Our most recent project involves the examination of the role of reactive oxygen species (ROS) on phototoxicity. It has been generally assumed that the major cytotoxic product formed during the irradiation of a photosensitizer is singlet molecular oxygen. This is a highly-reactive species that will oxidize the first biological molecule it encounters. As a result, only photosensitized cells that are irradiated will succumb to photodamage, since singlet oxygen is too reactive to migrate into the circulation. Other ROS are also formed during irradiation, including superoxide anion radical, hydrogen peroxide and hydroxyl radicals. Depending on the cell line and the concentration of detoxifying enzymes, some of these species can also play a role in photodamage.

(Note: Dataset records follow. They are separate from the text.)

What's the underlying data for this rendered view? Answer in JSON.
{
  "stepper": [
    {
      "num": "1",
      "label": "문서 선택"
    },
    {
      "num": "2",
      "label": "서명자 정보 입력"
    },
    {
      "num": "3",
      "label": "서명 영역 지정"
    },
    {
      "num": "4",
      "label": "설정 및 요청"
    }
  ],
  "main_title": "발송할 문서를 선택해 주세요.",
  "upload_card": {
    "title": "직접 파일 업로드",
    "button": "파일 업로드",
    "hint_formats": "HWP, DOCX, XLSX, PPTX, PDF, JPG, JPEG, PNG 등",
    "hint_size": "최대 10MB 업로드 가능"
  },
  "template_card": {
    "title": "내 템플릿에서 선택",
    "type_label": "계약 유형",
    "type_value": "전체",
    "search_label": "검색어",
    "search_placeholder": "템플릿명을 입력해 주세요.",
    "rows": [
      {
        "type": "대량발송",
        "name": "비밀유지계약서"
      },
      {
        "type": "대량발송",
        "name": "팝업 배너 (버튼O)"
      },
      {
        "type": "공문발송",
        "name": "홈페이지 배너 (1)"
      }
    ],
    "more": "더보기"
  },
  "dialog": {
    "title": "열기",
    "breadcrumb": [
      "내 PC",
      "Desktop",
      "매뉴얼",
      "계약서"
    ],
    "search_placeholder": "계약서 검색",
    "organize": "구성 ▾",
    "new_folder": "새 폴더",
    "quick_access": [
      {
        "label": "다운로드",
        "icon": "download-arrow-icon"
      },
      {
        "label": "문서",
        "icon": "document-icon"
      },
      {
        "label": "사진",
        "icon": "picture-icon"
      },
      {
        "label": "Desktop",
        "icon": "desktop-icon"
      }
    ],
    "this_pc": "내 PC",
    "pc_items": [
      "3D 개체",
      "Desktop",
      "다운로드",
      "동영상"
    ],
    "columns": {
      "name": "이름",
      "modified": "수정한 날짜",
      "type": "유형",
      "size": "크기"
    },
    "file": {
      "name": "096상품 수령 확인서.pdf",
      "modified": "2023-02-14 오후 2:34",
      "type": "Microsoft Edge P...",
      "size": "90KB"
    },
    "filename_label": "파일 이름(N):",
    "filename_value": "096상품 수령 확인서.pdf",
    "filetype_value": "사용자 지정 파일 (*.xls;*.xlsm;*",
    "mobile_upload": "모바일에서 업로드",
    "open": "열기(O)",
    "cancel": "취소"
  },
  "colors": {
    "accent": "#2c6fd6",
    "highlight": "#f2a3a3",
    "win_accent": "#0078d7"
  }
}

In addition to continued studies into modes of photokilling, my role in the field involves the organization of a yearly conference sponsored by SPIE, a society associated with biomedical engineering. SPIE holds a variety of conferences at different world-wide sites, including one in California every January. I will also organize the next Congress of the International Photodynamic Association in Seattle, June 2009. Together with other conferences, both clinical and multi-disciplinary, these meetings aid in the exchange of information and providing avenues for the reporting of new research results.
The future of the field depends not only on the holding of conferences, but also on efforts to bring new people into the picture. With the NIH funding levels in the 12th percentile range, this gets increasingly difficult. The pathway that I followed, leading to over 50 years of NIH support, has largely vanished. The optimistic outlook is that new people will be able to build on what has gone before and find new approaches to the treatment of cancer, and perhaps of microbial infections and other medical problems, based on selective photosensitization.
This work has been supported since 1983 by NIH grant CA 23378 from the National Cancer Institute.